“Book publishing, one of the world’s signal achievements, is predicated upon diversity: the diversity of tastes and backgrounds, of editors taking chances on undiscovered writers and promoting them alongside marquee authors. The dominance of this special industry by any single company will overly determine its cultural output and, within only a handful of years, erode its prized diversity. This diversity is why readers turn to books in the first place.”
(New York Times, Michael Fine, publisher)
Earlier today, I read two rather excellent commentaries on the ongoing U.S. Department of Justice’s price-fixing lawsuit against e-book publishers.
In the first, a New York Times Sunday Dialogue entitled “Books in the Digital Age”, New York Times readers debate the ability of publishers to react to the market presence of Amazon, impacts on consumers as a result of the publishers’ alleged price-fixing activities, e-book and conventional book pricing and consumer choice.

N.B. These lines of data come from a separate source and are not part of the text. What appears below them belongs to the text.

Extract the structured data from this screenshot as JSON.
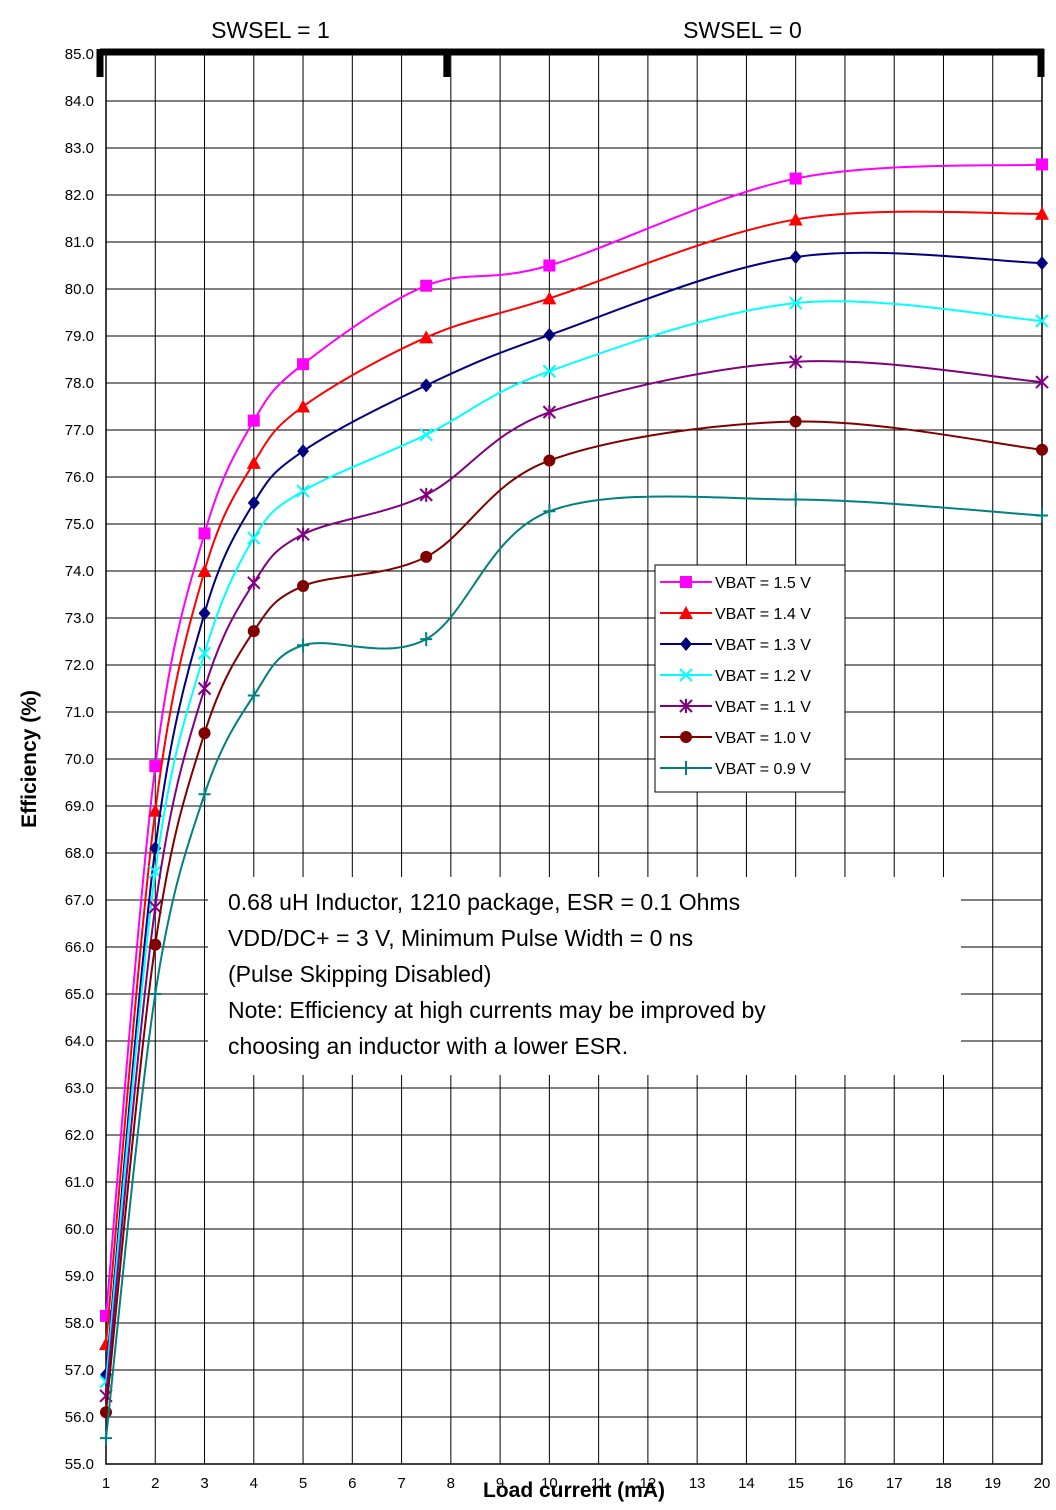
{
  "chart_data": {
    "type": "line",
    "xlabel": "Load current (mA)",
    "ylabel": "Efficiency (%)",
    "x_ticks": [
      1,
      2,
      3,
      4,
      5,
      6,
      7,
      8,
      9,
      10,
      11,
      12,
      13,
      14,
      15,
      16,
      17,
      18,
      19,
      20
    ],
    "ylim": [
      55.0,
      85.0
    ],
    "y_step": 1.0,
    "grid": true,
    "legend_position": "right-middle",
    "regions": [
      {
        "label": "SWSEL = 1",
        "x_start": 1,
        "x_end": 8
      },
      {
        "label": "SWSEL = 0",
        "x_start": 8,
        "x_end": 20
      }
    ],
    "annotation": [
      "0.68 uH Inductor, 1210 package, ESR = 0.1 Ohms",
      "VDD/DC+ = 3 V, Minimum Pulse Width = 0 ns",
      "(Pulse Skipping Disabled)",
      "Note: Efficiency at high currents may be improved by",
      "choosing an inductor with a lower ESR."
    ],
    "x": [
      1,
      2,
      3,
      4,
      5,
      7.5,
      10,
      15,
      20
    ],
    "series": [
      {
        "name": "VBAT = 1.5 V",
        "color": "#FF00FF",
        "marker": "square",
        "values": [
          58.15,
          69.85,
          74.8,
          77.2,
          78.4,
          80.07,
          80.5,
          82.35,
          82.65
        ]
      },
      {
        "name": "VBAT = 1.4 V",
        "color": "#FF0000",
        "marker": "triangle",
        "values": [
          57.55,
          68.9,
          74.0,
          76.3,
          77.5,
          78.97,
          79.8,
          81.48,
          81.6
        ]
      },
      {
        "name": "VBAT = 1.3 V",
        "color": "#000080",
        "marker": "diamond",
        "values": [
          56.9,
          68.1,
          73.1,
          75.45,
          76.55,
          77.95,
          79.02,
          80.68,
          80.55
        ]
      },
      {
        "name": "VBAT = 1.2 V",
        "color": "#00FFFF",
        "marker": "x",
        "values": [
          56.75,
          67.6,
          72.25,
          74.7,
          75.7,
          76.9,
          78.25,
          79.7,
          79.32
        ]
      },
      {
        "name": "VBAT = 1.1 V",
        "color": "#800080",
        "marker": "star",
        "values": [
          56.45,
          66.85,
          71.5,
          73.75,
          74.78,
          75.62,
          77.38,
          78.45,
          78.02
        ]
      },
      {
        "name": "VBAT = 1.0 V",
        "color": "#800000",
        "marker": "circle",
        "values": [
          56.1,
          66.05,
          70.55,
          72.72,
          73.68,
          74.3,
          76.35,
          77.18,
          76.58
        ]
      },
      {
        "name": "VBAT = 0.9 V",
        "color": "#008080",
        "marker": "plus",
        "values": [
          55.55,
          65.0,
          69.25,
          71.35,
          72.42,
          72.55,
          75.27,
          75.52,
          75.18
        ]
      }
    ]
  }
}
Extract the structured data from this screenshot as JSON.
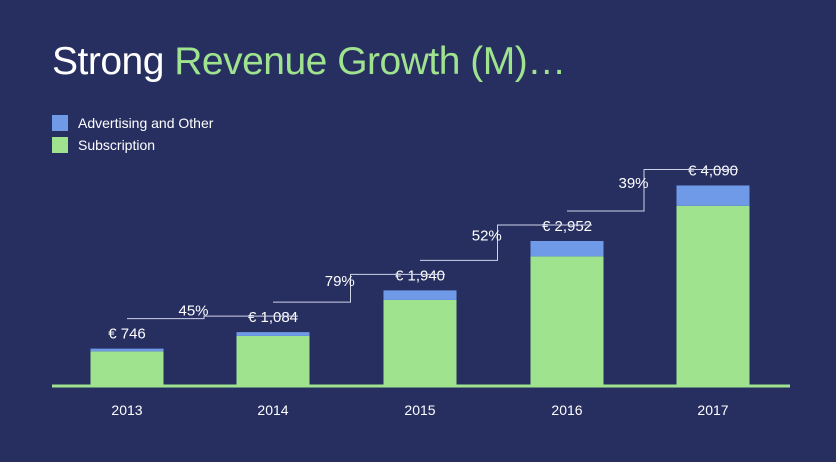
{
  "title": {
    "lead": "Strong",
    "accent": "Revenue Growth (M)…"
  },
  "legend": [
    {
      "label": "Advertising and Other",
      "color": "#6f9ae8"
    },
    {
      "label": "Subscription",
      "color": "#9fe38f"
    }
  ],
  "colors": {
    "background": "#272f61",
    "advertising": "#6f9ae8",
    "subscription": "#9fe38f",
    "connector": "#cfd3e6"
  },
  "chart_data": {
    "type": "bar",
    "stacked": true,
    "title": "Strong Revenue Growth (M)…",
    "categories": [
      "2013",
      "2014",
      "2015",
      "2016",
      "2017"
    ],
    "series": [
      {
        "name": "Subscription",
        "values": [
          691,
          1006,
          1744,
          2637,
          3674
        ]
      },
      {
        "name": "Advertising and Other",
        "values": [
          55,
          78,
          196,
          315,
          416
        ]
      }
    ],
    "totals": [
      746,
      1084,
      1940,
      2952,
      4090
    ],
    "total_labels": [
      "€ 746",
      "€ 1,084",
      "€ 1,940",
      "€ 2,952",
      "€ 4,090"
    ],
    "growth_labels": [
      "45%",
      "79%",
      "52%",
      "39%"
    ],
    "ylim": [
      0,
      4100
    ],
    "grid": false,
    "legend_position": "top-left"
  }
}
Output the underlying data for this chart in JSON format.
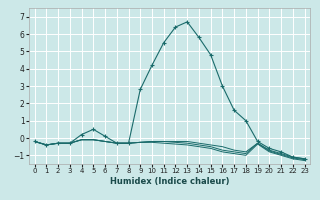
{
  "title": "",
  "xlabel": "Humidex (Indice chaleur)",
  "ylabel": "",
  "xlim": [
    -0.5,
    23.5
  ],
  "ylim": [
    -1.5,
    7.5
  ],
  "xticks": [
    0,
    1,
    2,
    3,
    4,
    5,
    6,
    7,
    8,
    9,
    10,
    11,
    12,
    13,
    14,
    15,
    16,
    17,
    18,
    19,
    20,
    21,
    22,
    23
  ],
  "yticks": [
    -1,
    0,
    1,
    2,
    3,
    4,
    5,
    6,
    7
  ],
  "bg_color": "#cce8e8",
  "line_color": "#1a6b6b",
  "grid_color": "#ffffff",
  "curves": [
    {
      "x": [
        0,
        1,
        2,
        3,
        4,
        5,
        6,
        7,
        8,
        9,
        10,
        11,
        12,
        13,
        14,
        15,
        16,
        17,
        18,
        19,
        20,
        21,
        22,
        23
      ],
      "y": [
        -0.2,
        -0.4,
        -0.3,
        -0.3,
        0.2,
        0.5,
        0.1,
        -0.3,
        -0.3,
        2.8,
        4.2,
        5.5,
        6.4,
        6.7,
        5.8,
        4.8,
        3.0,
        1.6,
        1.0,
        -0.2,
        -0.6,
        -0.8,
        -1.1,
        -1.2
      ],
      "marker": true
    },
    {
      "x": [
        0,
        1,
        2,
        3,
        4,
        5,
        6,
        7,
        8,
        9,
        10,
        11,
        12,
        13,
        14,
        15,
        16,
        17,
        18,
        19,
        20,
        21,
        22,
        23
      ],
      "y": [
        -0.2,
        -0.4,
        -0.3,
        -0.3,
        -0.1,
        -0.1,
        -0.2,
        -0.3,
        -0.3,
        -0.25,
        -0.2,
        -0.2,
        -0.2,
        -0.2,
        -0.3,
        -0.4,
        -0.5,
        -0.7,
        -0.8,
        -0.3,
        -0.7,
        -0.9,
        -1.1,
        -1.2
      ],
      "marker": false
    },
    {
      "x": [
        0,
        1,
        2,
        3,
        4,
        5,
        6,
        7,
        8,
        9,
        10,
        11,
        12,
        13,
        14,
        15,
        16,
        17,
        18,
        19,
        20,
        21,
        22,
        23
      ],
      "y": [
        -0.2,
        -0.4,
        -0.3,
        -0.3,
        -0.1,
        -0.1,
        -0.2,
        -0.3,
        -0.3,
        -0.25,
        -0.2,
        -0.2,
        -0.25,
        -0.3,
        -0.4,
        -0.5,
        -0.7,
        -0.8,
        -0.9,
        -0.3,
        -0.75,
        -0.95,
        -1.15,
        -1.25
      ],
      "marker": false
    },
    {
      "x": [
        0,
        1,
        2,
        3,
        4,
        5,
        6,
        7,
        8,
        9,
        10,
        11,
        12,
        13,
        14,
        15,
        16,
        17,
        18,
        19,
        20,
        21,
        22,
        23
      ],
      "y": [
        -0.2,
        -0.4,
        -0.3,
        -0.3,
        -0.1,
        -0.1,
        -0.2,
        -0.3,
        -0.3,
        -0.25,
        -0.25,
        -0.3,
        -0.35,
        -0.4,
        -0.5,
        -0.6,
        -0.8,
        -0.9,
        -1.0,
        -0.35,
        -0.8,
        -1.0,
        -1.2,
        -1.3
      ],
      "marker": false
    }
  ]
}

In the second, Ariel Katz compares the current case to the industry-wide book publisher cartel a century ago and Bobbs-Merrill v. Straus case, in which the U.S. Supreme Court established the first-sale doctrine. In his rather fine comparative note, Ariel Katz discusses the ongoing e-book price-fixing case, the earlier turn of the 20th century book publisher cartel, historical efforts by publishers to counteract retailers’ discounting and the role of intellectual property rights in the facilitation of publisher related cartels.